USKのスターだった大和は、「桃色争議」と呼ばれたストライキを率いて人員削減と賃金カットを撤回させた。団員たちの待遇改善も勝ち取った。それと引き換えにUSKを辞めたのは理不尽だったが、大和はきっと復帰すると私の中で勝手に決めていた。大和がUSKを去った日、社長の大熊(升毅)は泣いていたし、そもそも大和をUSKに入れたのが大熊だ。ほとぼりが冷めれば大和は戻ってくる。娘役でなく演出家としてだろう、問題は時期だな、などと楽しみにさえしていた。
だから大和の死には、虚を突かれた。それから少し経ち、突然だったが、心臓がドキンと動いた。朝ドラを見て泣くことはしばしばあるが、終わってから心臓が動いたのは初めてだった。ああ、私は彼女の死が本当にショックなんだ。そう思った。
その理由はわりとすぐわかった。自分の中で信じていたことが、あっさり否定されたからショックだったのだ。「正しいことをしていれば、いつか必ずいい事がある」。常日頃からそう信じていたのが、大和の死で否定された。
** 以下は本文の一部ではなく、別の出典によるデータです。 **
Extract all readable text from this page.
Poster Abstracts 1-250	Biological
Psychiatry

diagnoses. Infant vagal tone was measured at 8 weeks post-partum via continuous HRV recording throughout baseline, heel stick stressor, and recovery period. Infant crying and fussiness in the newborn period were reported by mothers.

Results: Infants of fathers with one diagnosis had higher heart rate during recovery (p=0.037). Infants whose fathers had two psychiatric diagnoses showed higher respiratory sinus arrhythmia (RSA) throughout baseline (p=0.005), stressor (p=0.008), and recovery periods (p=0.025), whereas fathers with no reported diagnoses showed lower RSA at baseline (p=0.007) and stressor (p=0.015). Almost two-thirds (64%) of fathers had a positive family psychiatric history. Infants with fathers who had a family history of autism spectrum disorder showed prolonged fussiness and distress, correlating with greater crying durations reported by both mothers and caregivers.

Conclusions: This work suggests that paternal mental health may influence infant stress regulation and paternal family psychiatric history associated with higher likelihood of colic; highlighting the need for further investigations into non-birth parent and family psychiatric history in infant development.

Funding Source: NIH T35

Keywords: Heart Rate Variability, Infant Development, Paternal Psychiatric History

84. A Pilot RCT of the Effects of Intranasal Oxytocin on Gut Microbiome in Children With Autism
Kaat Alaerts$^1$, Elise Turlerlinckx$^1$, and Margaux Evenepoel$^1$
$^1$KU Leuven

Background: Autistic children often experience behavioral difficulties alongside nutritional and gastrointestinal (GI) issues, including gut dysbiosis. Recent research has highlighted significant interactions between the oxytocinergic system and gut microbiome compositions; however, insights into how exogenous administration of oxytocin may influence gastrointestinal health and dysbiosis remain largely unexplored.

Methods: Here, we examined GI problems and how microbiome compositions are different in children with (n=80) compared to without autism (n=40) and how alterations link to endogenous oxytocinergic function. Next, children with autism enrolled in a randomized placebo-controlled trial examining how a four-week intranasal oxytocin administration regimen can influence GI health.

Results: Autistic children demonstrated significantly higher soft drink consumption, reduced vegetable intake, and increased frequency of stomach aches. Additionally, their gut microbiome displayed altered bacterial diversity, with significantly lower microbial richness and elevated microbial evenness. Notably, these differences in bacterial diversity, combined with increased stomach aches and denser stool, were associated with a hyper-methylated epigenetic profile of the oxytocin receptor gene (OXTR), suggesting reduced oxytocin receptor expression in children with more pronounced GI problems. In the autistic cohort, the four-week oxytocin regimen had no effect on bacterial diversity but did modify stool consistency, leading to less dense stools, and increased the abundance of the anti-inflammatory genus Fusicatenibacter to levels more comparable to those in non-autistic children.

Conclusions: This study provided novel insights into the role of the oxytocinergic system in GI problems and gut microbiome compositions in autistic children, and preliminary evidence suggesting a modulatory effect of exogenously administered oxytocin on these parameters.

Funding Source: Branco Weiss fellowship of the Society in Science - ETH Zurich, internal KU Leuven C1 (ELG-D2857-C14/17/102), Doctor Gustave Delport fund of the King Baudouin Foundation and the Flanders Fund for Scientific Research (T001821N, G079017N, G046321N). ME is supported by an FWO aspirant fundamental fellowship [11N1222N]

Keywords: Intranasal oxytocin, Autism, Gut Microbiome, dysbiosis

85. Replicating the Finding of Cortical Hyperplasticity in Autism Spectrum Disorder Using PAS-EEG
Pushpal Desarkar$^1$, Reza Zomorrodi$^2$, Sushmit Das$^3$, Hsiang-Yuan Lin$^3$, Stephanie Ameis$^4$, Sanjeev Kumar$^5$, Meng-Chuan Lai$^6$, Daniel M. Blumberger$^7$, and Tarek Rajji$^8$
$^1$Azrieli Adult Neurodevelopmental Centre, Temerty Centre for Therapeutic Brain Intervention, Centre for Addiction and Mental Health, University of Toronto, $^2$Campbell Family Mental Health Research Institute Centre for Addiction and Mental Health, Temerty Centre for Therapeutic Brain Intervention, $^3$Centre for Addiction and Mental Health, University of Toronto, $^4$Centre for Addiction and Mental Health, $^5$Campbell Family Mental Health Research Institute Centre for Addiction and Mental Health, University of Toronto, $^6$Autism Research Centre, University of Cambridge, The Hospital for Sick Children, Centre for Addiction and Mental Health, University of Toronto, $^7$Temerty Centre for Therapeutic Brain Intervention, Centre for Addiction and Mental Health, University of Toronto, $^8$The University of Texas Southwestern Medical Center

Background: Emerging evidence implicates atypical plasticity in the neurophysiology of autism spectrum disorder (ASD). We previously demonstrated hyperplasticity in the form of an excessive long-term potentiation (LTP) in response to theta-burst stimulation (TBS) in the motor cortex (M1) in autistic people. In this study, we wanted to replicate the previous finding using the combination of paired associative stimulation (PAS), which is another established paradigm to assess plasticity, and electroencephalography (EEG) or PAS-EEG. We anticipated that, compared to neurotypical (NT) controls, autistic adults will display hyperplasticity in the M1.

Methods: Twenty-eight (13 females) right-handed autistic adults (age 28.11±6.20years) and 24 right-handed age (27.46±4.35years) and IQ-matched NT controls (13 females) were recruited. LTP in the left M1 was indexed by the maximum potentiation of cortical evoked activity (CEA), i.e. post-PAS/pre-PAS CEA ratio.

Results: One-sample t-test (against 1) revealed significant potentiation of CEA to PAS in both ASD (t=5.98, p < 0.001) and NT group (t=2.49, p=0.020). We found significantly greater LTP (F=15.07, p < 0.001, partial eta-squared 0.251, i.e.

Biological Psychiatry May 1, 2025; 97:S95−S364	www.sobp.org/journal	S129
「いい事」と書いたのは、敬愛する忌野清志郎さんゆえだ。「いい事ばかりはありゃしない」と歌うのを聴いたのは大学生の頃で、人生なんていい事ばかりじゃないよなーと思う頻度は当時と比べようがないほど上がっている。いい事どころか悪い事にぶち当たるたび、その苦さを味わいながら、心でずっと「でも、いつかいい事がある」と思ってきた。「わりと正しく生きてるから」と、それを頼みの綱としてきた。
大和は自分のことも人のことも、同じように考える人だった。退団後、腎臓を患い、医者に出産は危ないと言われていたが、「けど、どうしても子ども、欲しかったみたいで」と夫の股野(森永悠希)が葬式の席で語っていた。「母性」ゆえの死。そんなふうに聞こえなくもないが、それだけではないと断言できる。